Oliver Balch 

‘Only 8% of people in the world can afford heart surgery’

Dr Devi Shetty's Bangalore-based hospital performs more heart operations a day than Singapore and Malaysia together
  
  

Indian heart surgeon Dr Devi Shetty
Dr Devi Shetty Photograph: supplied by Oliver Balch/guardian.co.uk

When I started my hospital nine years ago and said we should perform at least ten heart surgeries a day, people thought I was crazy. Today we perform around 30 each day, around 600 a month. When I worked at Guy's Hospital in London back in the late 1980s, we had 600 heart surgeries in a year. And it was the largest heart unit in Europe at that time.

When I returned to India after practicising surgery in the UK and elsewhere, I had the privilege of treating Mother Teresa for the last five years of her life. That experience had a huge impact on me. But even before that time, I was concerned with India's health requirements, because I grew up in a small town that was bordered by villages. I got an impression of how the rural population lives and what their needs are.

Furthermore, as a student of medicine in India, you have to undergo a training programme in a government hospital where all your clients are very poor people. So you are exposed to the woefully reality of what health service provision in this country is like at a very young age.

India has one of the world's highest birth-rates, unfortunately we have a lot children suffering from heart disease as well. At the hospital I'm working at, we believe that children are an equal part of society and if parents are unable to provide the high costs of an operation, we have no option but to pay all costs incurred on our own.

As I said, we perform up to 30 operations per day whereas in Western countries, hospitals do around two or three. So due to the sheer number of them, the cost of operations comes down. Additionally, money from our private patients is also used to subsidise the less well-off.

We also tell our employees, doctors and nurses that they have to differentiate between need and greed.
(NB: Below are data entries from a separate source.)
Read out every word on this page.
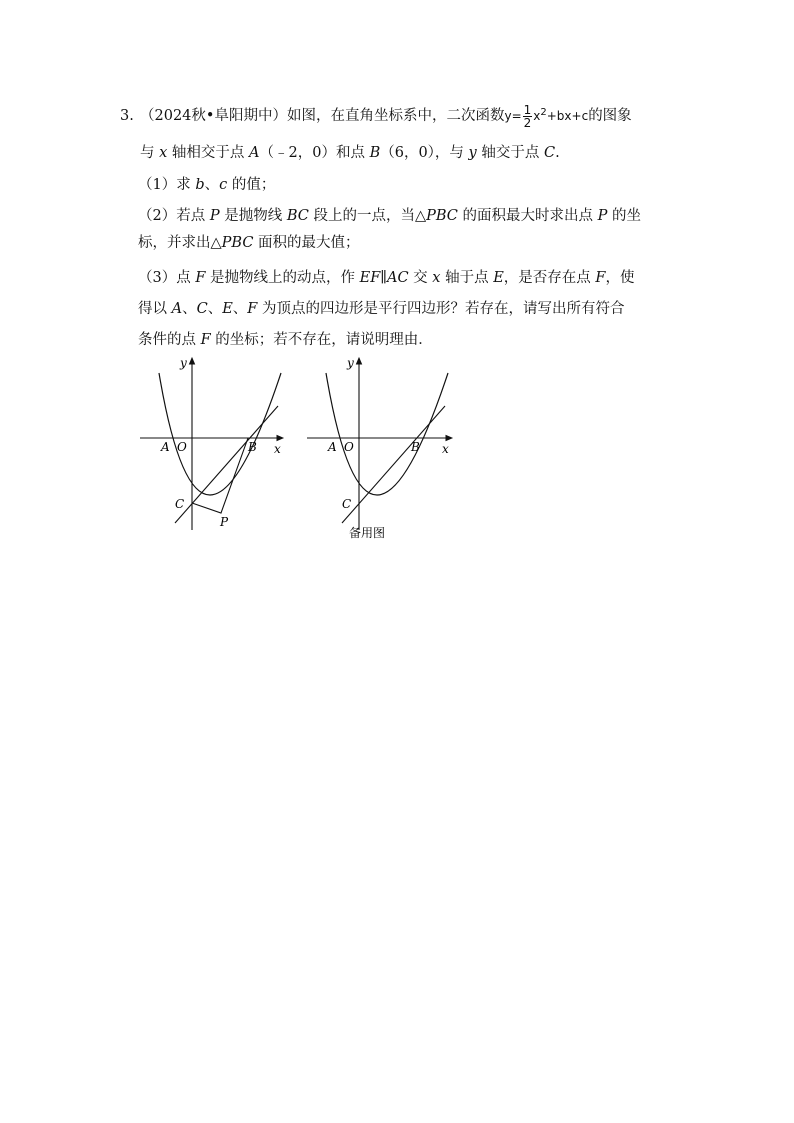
3. （2024秋•阜阳期中）如图，在直角坐标系中，二次函数$y= \frac{1}{2} x^2+bx+c$的图象
与 x 轴相交于点 A（﹣2，0）和点 B（6，0），与 y 轴交于点 C.
（1）求 b、c 的值；
（2）若点 P 是抛物线 BC 段上的一点，当△PBC 的面积最大时求出点 P 的坐
标，并求出△PBC 面积的最大值；
（3）点 F 是抛物线上的动点，作 EF∥AC 交 x 轴于点 E，是否存在点 F，使
得以 A、C、E、F 为顶点的四边形是平行四边形？若存在，请写出所有符合
条件的点 F 的坐标；若不存在，请说明理由．
y
x
A O	B
C
P
y
x
A O	B
C
备用图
In the world today, only 8% can afford heart surgery. For the other 92%, treatment is just a distant dream. This is not only a health problem. It is an economic problem too.
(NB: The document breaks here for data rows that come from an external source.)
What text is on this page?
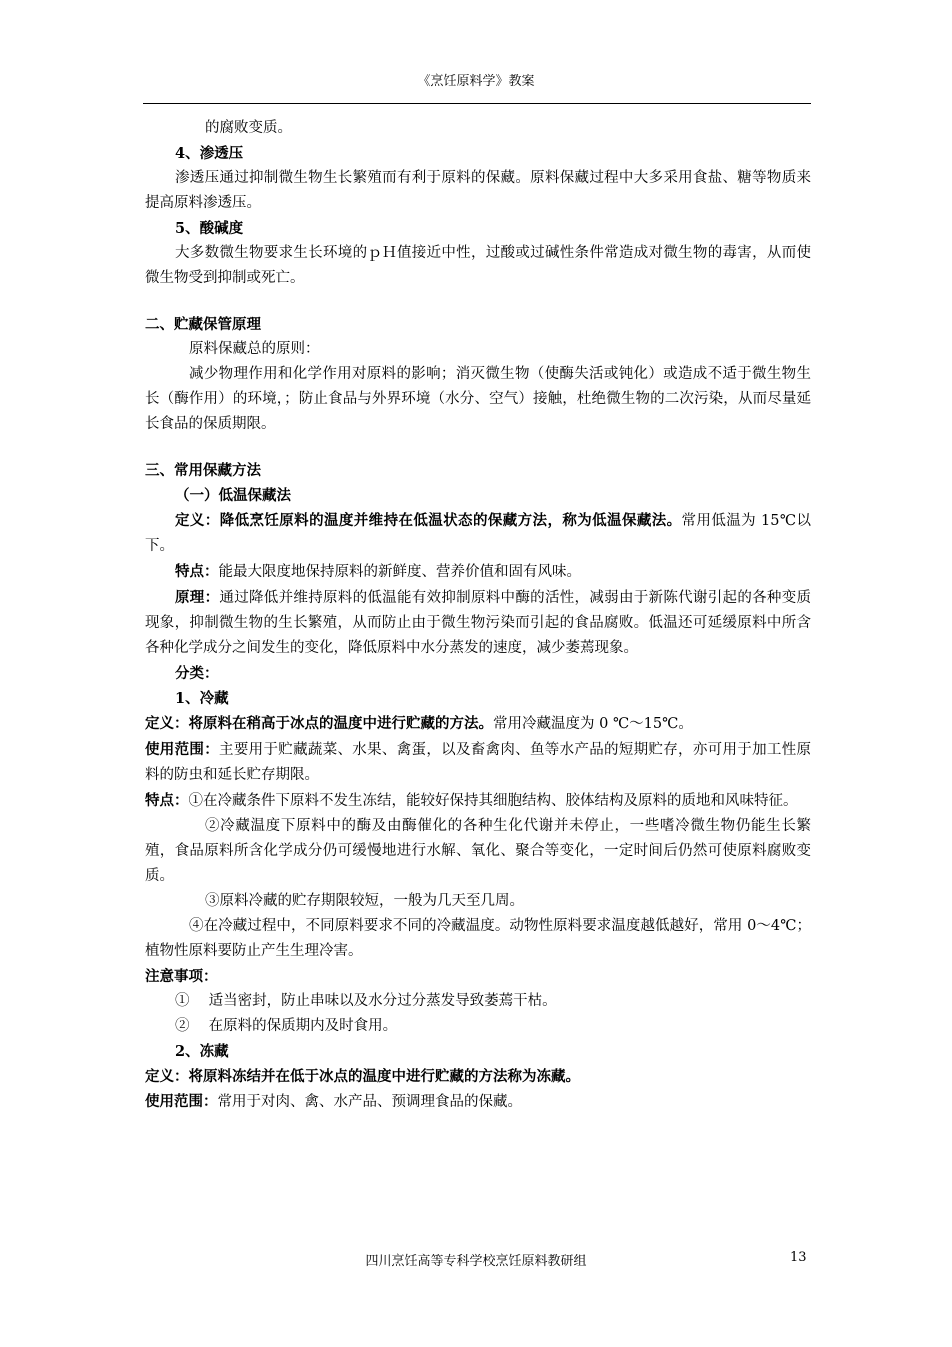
《烹饪原料学》教案

的腐败变质。

4、渗透压

渗透压通过抑制微生物生长繁殖而有利于原料的保藏。原料保藏过程中大多采用食盐、糖等物质来提高原料渗透压。

5、酸碱度

大多数微生物要求生长环境的ｐＨ值接近中性，过酸或过碱性条件常造成对微生物的毒害，从而使微生物受到抑制或死亡。

二、贮藏保管原理

原料保藏总的原则：

减少物理作用和化学作用对原料的影响；消灭微生物（使酶失活或钝化）或造成不适于微生物生长（酶作用）的环境，；防止食品与外界环境（水分、空气）接触，杜绝微生物的二次污染，从而尽量延长食品的保质期限。

三、常用保藏方法

（一）低温保藏法

定义：降低烹饪原料的温度并维持在低温状态的保藏方法，称为低温保藏法。常用低温为 15℃以下。

特点：能最大限度地保持原料的新鲜度、营养价值和固有风味。

原理：通过降低并维持原料的低温能有效抑制原料中酶的活性，减弱由于新陈代谢引起的各种变质现象，抑制微生物的生长繁殖，从而防止由于微生物污染而引起的食品腐败。低温还可延缓原料中所含各种化学成分之间发生的变化，降低原料中水分蒸发的速度，减少萎蔫现象。

分类：

1、冷藏

定义：将原料在稍高于冰点的温度中进行贮藏的方法。常用冷藏温度为 0 ℃～15℃。

使用范围：主要用于贮藏蔬菜、水果、禽蛋，以及畜禽肉、鱼等水产品的短期贮存，亦可用于加工性原料的防虫和延长贮存期限。

特点：①在冷藏条件下原料不发生冻结，能较好保持其细胞结构、胶体结构及原料的质地和风味特征。

②冷藏温度下原料中的酶及由酶催化的各种生化代谢并未停止，一些嗜冷微生物仍能生长繁殖，食品原料所含化学成分仍可缓慢地进行水解、氧化、聚合等变化，一定时间后仍然可使原料腐败变质。

③原料冷藏的贮存期限较短，一般为几天至几周。

④在冷藏过程中，不同原料要求不同的冷藏温度。动物性原料要求温度越低越好，常用 0～4℃；植物性原料要防止产生生理冷害。

注意事项：

①　 适当密封，防止串味以及水分过分蒸发导致萎蔫干枯。

②　 在原料的保质期内及时食用。

2、冻藏

定义：将原料冻结并在低于冰点的温度中进行贮藏的方法称为冻藏。

使用范围：常用于对肉、禽、水产品、预调理食品的保藏。

四川烹饪高等专科学校烹饪原料教研组	13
When I was a medical student, it was common practice for all the politicians and policymakers to say: "We are a poor country, for now, but one day we will become rich. Then everyone will have healthcare". And we believed them.

But now we are noticing that, as we become wealthier, the cost of healthcare keeps going up too. Look what's happening in the US for example. It's one of the richest countries in the world, but nearly a quarter of the population can't afford healthcare. So becoming a rich country won't necessarily guarantee quality healthcare for all citizens.

We have to find an alternative model. This means we need to rethink the way we deliver healthcare to the people. We are not trying to come up with a magic pill. All we are trying to do is to submit what is already available.

The first heart surgery was done a century ago. One hundred years later only a small fraction of the world's population can afford it. There must be something wrong with that.

In India, we have the capacity to deliver mass healthcare. We have the largest number of doctors in the world. The US trains about 16,000 doctors per year while we train about 32,000. Outside the US, we have the largest number of pharmaceutical manufacturing units. We have in-built capacity to make medicines for the whole world if we were allowed to.

India's only weak point is that people can't afford to pay for healthcare. But almost everywhere in the world, healthcare is linked to affluence. I hope that India will become the first country in the world that will dissociate both.

One of the main solutions is 'micro-health insurance'. My hospital started a micro-insurance scheme eight years ago. Participants pay ten rupees per month (£0.15). This contribution is topped up by a government subsidy of five rupees. The result is that people can be insured for heart surgery that would cost up to $60,000 in the Western world. Nearly three million people are now signed up to the scheme.

The poor are willing to pay, as long as they can afford to pay a small amount in installments. That's how our insurance policy works. The farmers pay whenever they sell their products and earn money from it.

The potential for this kind of low-cost model is tremendous. Several state governments in India are now adopting our micro-health insurance model. Politicians are clever, they realise that one of the best ways to protect their votes is by providing health insurance. In Andhra Pradesh, for example, the Congress Party regained power with a thumping majority, thanks to that fact.

As a result, state governments are becoming health insurance providers rather than healthcare providers. This is how it should be. If you want to address problems related to poverty, business solutions might be the only option. The government on its own doesn't have enough money. Policymaking should create an environment in which private enterprises compete together for greater efficiency.

Our target at Narayana Hrudayala is to create 30,000 beds across India in the next five years. We currently have around 6,000. Today, 12% of the heart surgeries in India are performed by us. We want to push it up to 30%. When we reach this level, we'll be able to negotiate the terms with pharmaceutical companies and equipment suppliers.